The long list of things that the Parliament has done – legislative and non-legislative – over 20 years is impressive, and every member, across all the parties, has contributed to the work.

But we should also celebrate the continuing potential of the institution.

There were big debates within the SNP in the 1980s and 1990s as to whether the party should back a devolved Parliament. Some people felt that it would make it harder to move on to independence, but the majority came to believe that if the people of Scotland saw that we could govern ourselves well in some things, then they would want more.

That “slippery slope” argument was troubling to Unionists, and still is. That is why the Tories, Labour and the LibDems constantly try to belittle the achievements of the Scottish Government and the Scottish Parliament and exaggerate every problem.

They want Scots to believe, in the words of Parnell, that devolution is “thus far, and no further”, and that being independent is both unnatural and selfish, as well as being beyond the talents of those who live here.

Belhaven, more than 300 years ago, knew that wasn’t true. Independence – in his time preserving it and in ours regaining it – is about normality. Respecting the rights of all nations while defending our right to run our own is what countries and citizens do across the globe.

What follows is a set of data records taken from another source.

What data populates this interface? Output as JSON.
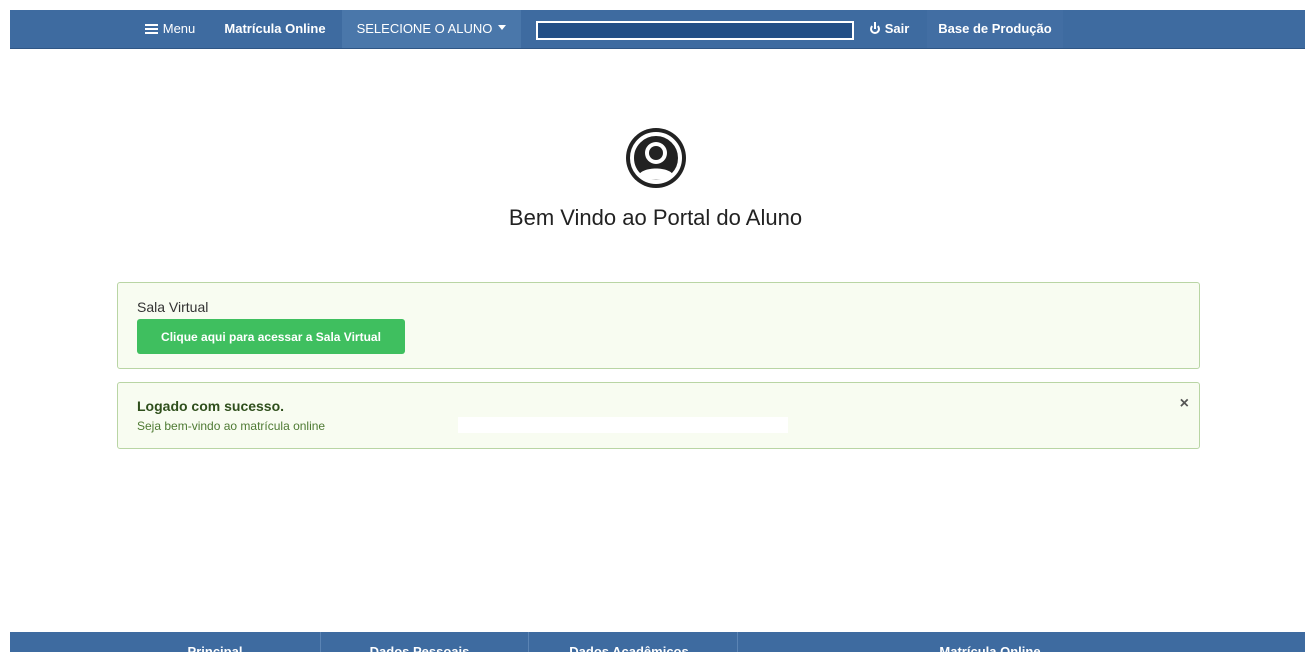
{
  "topbar": {
    "menu_label": "Menu",
    "app_name": "Matrícula Online",
    "select_student": "SELECIONE O ALUNO",
    "logout": "Sair",
    "env": "Base de Produção"
  },
  "welcome": {
    "title": "Bem Vindo ao Portal do Aluno"
  },
  "sala_virtual": {
    "label": "Sala Virtual",
    "button": "Clique aqui para acessar a Sala Virtual"
  },
  "alert": {
    "title": "Logado com sucesso.",
    "message": "Seja bem-vindo ao matrícula online",
    "close": "×"
  },
  "footer": {
    "items": [
      "Principal",
      "Dados Pessoais",
      "Dados Acadêmicos",
      "Matrícula Online"
    ]
  },
  "colors": {
    "nav": "#3e6ba0",
    "button": "#3fbf5f",
    "alert_bg": "#f8fcf1"
  },
  "icons": [
    "hamburger-icon",
    "caret-down-icon",
    "power-icon",
    "user-avatar-icon",
    "close-icon"
  ]
}
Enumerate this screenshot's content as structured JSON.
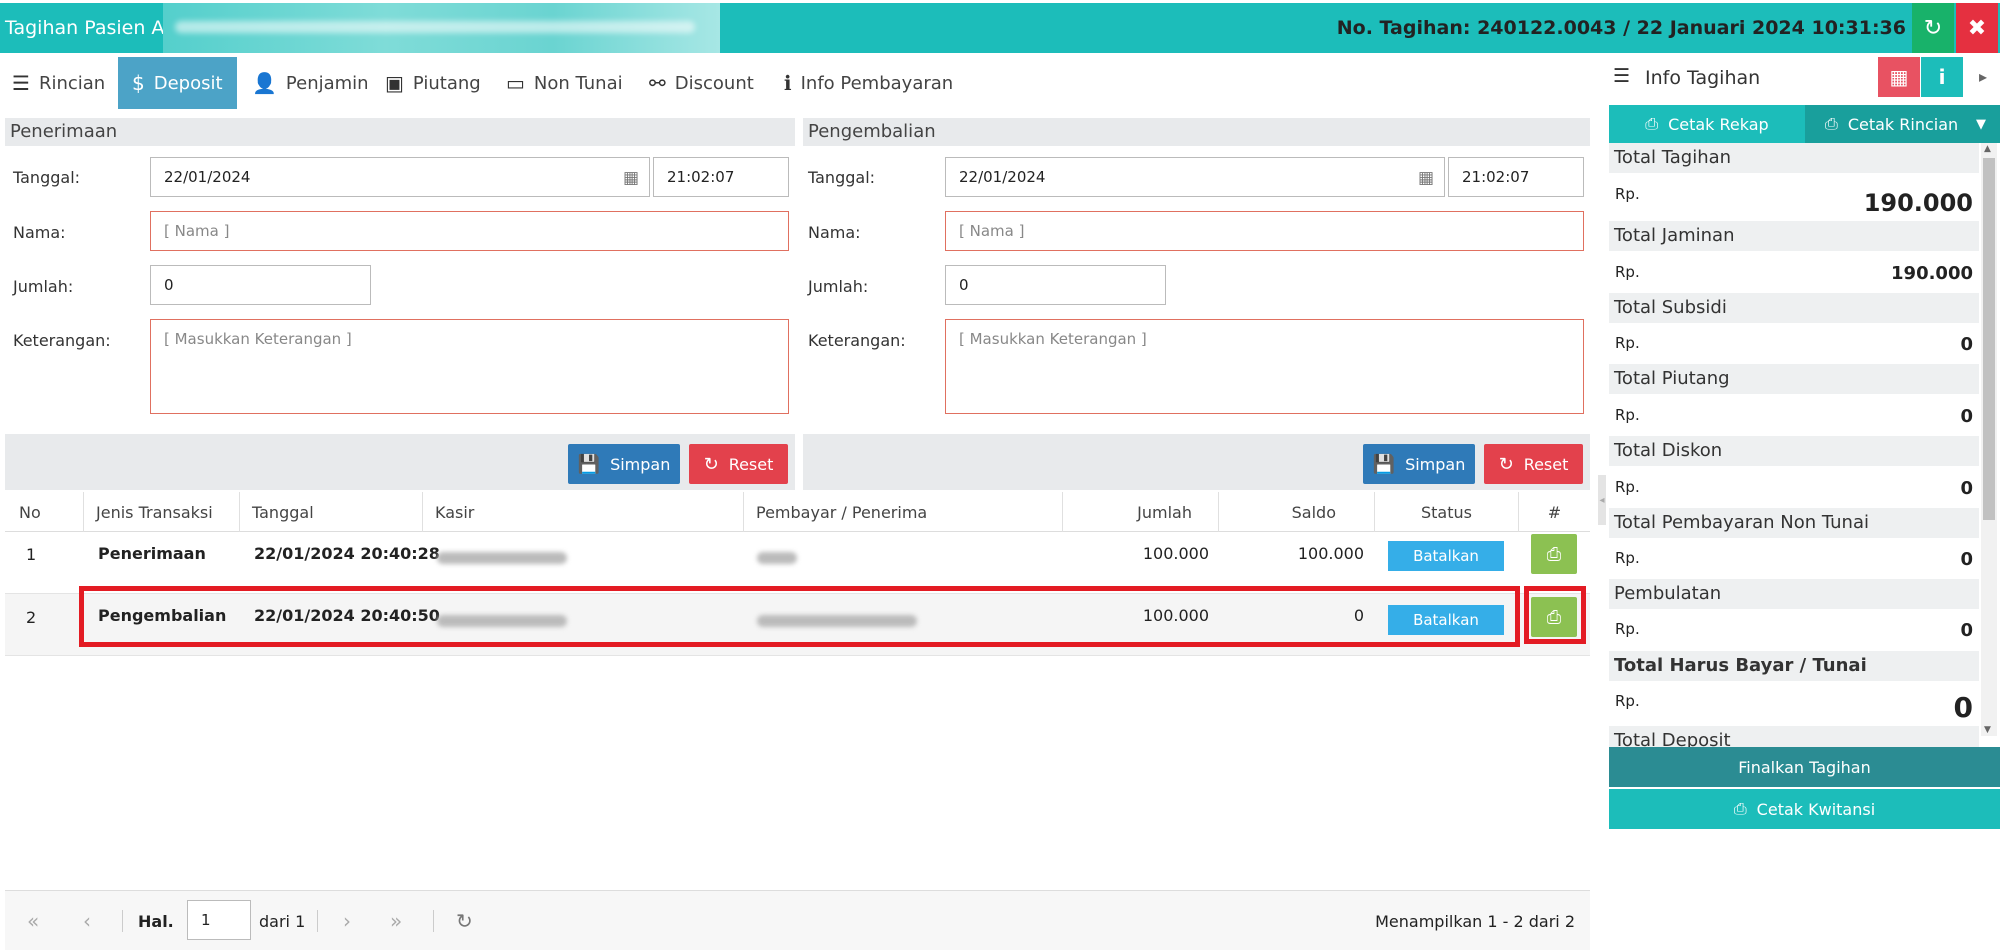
{
  "title": "Tagihan Pasien An.",
  "bill_info": "No. Tagihan: 240122.0043 / 22 Januari 2024 10:31:36",
  "icons": {
    "refresh": "↻",
    "close": "✖"
  },
  "tabs": [
    {
      "label": "Rincian",
      "icon": "☰"
    },
    {
      "label": "Deposit",
      "icon": "$"
    },
    {
      "label": "Penjamin",
      "icon": "👤"
    },
    {
      "label": "Piutang",
      "icon": "▣"
    },
    {
      "label": "Non Tunai",
      "icon": "▭"
    },
    {
      "label": "Discount",
      "icon": "⚯"
    },
    {
      "label": "Info Pembayaran",
      "icon": "ℹ"
    }
  ],
  "penerimaan": {
    "header": "Penerimaan",
    "tanggal_label": "Tanggal:",
    "tanggal": "22/01/2024",
    "jam": "21:02:07",
    "nama_label": "Nama:",
    "nama_placeholder": "[ Nama ]",
    "jumlah_label": "Jumlah:",
    "jumlah": "0",
    "ket_label": "Keterangan:",
    "ket_placeholder": "[ Masukkan Keterangan ]",
    "simpan": "Simpan",
    "reset": "Reset"
  },
  "pengembalian": {
    "header": "Pengembalian",
    "tanggal_label": "Tanggal:",
    "tanggal": "22/01/2024",
    "jam": "21:02:07",
    "nama_label": "Nama:",
    "nama_placeholder": "[ Nama ]",
    "jumlah_label": "Jumlah:",
    "jumlah": "0",
    "ket_label": "Keterangan:",
    "ket_placeholder": "[ Masukkan Keterangan ]",
    "simpan": "Simpan",
    "reset": "Reset"
  },
  "table": {
    "headers": [
      "No",
      "Jenis Transaksi",
      "Tanggal",
      "Kasir",
      "Pembayar / Penerima",
      "Jumlah",
      "Saldo",
      "Status",
      "#"
    ],
    "rows": [
      {
        "no": "1",
        "jenis": "Penerimaan",
        "tanggal": "22/01/2024 20:40:28",
        "jumlah": "100.000",
        "saldo": "100.000",
        "status": "Batalkan"
      },
      {
        "no": "2",
        "jenis": "Pengembalian",
        "tanggal": "22/01/2024 20:40:50",
        "jumlah": "100.000",
        "saldo": "0",
        "status": "Batalkan"
      }
    ]
  },
  "pager": {
    "hal_label": "Hal.",
    "page": "1",
    "dari": "dari 1",
    "showing": "Menampilkan 1 - 2 dari 2"
  },
  "right_panel": {
    "title": "Info Tagihan",
    "cetak_rekap": "Cetak Rekap",
    "cetak_rincian": "Cetak Rincian",
    "summary": [
      {
        "label": "Total Tagihan",
        "currency": "Rp.",
        "value": "190.000"
      },
      {
        "label": "Total Jaminan",
        "currency": "Rp.",
        "value": "190.000"
      },
      {
        "label": "Total Subsidi",
        "currency": "Rp.",
        "value": "0"
      },
      {
        "label": "Total Piutang",
        "currency": "Rp.",
        "value": "0"
      },
      {
        "label": "Total Diskon",
        "currency": "Rp.",
        "value": "0"
      },
      {
        "label": "Total Pembayaran Non Tunai",
        "currency": "Rp.",
        "value": "0"
      },
      {
        "label": "Pembulatan",
        "currency": "Rp.",
        "value": "0"
      },
      {
        "label": "Total Harus Bayar / Tunai",
        "currency": "Rp.",
        "value": "0"
      },
      {
        "label": "Total Deposit",
        "currency": "",
        "value": ""
      }
    ],
    "finalkan": "Finalkan Tagihan",
    "cetak_kwitansi": "Cetak Kwitansi"
  },
  "colors": {
    "header": "#1cbdba",
    "active_tab": "#4ca3c7",
    "primary": "#2f7ab8",
    "danger": "#e3414c",
    "highlight": "#e31b23"
  }
}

Belhaven’s anti-Union compatriot Fletcher of Saltoun took it a stage further, equating good government with autonomy at home as well as co-operation with others across Europe. That is normal too.

As a nationalist I am therefore happy to celebrate 20 years of devolution this week. Not because it has given Scotland everything we need, nor because it has done everything perfectly (it hasn’t), but because it has done much well and will, I am sure, do a lot more even better when it has all the powers the Scottish people need – the full, normal powers of independence.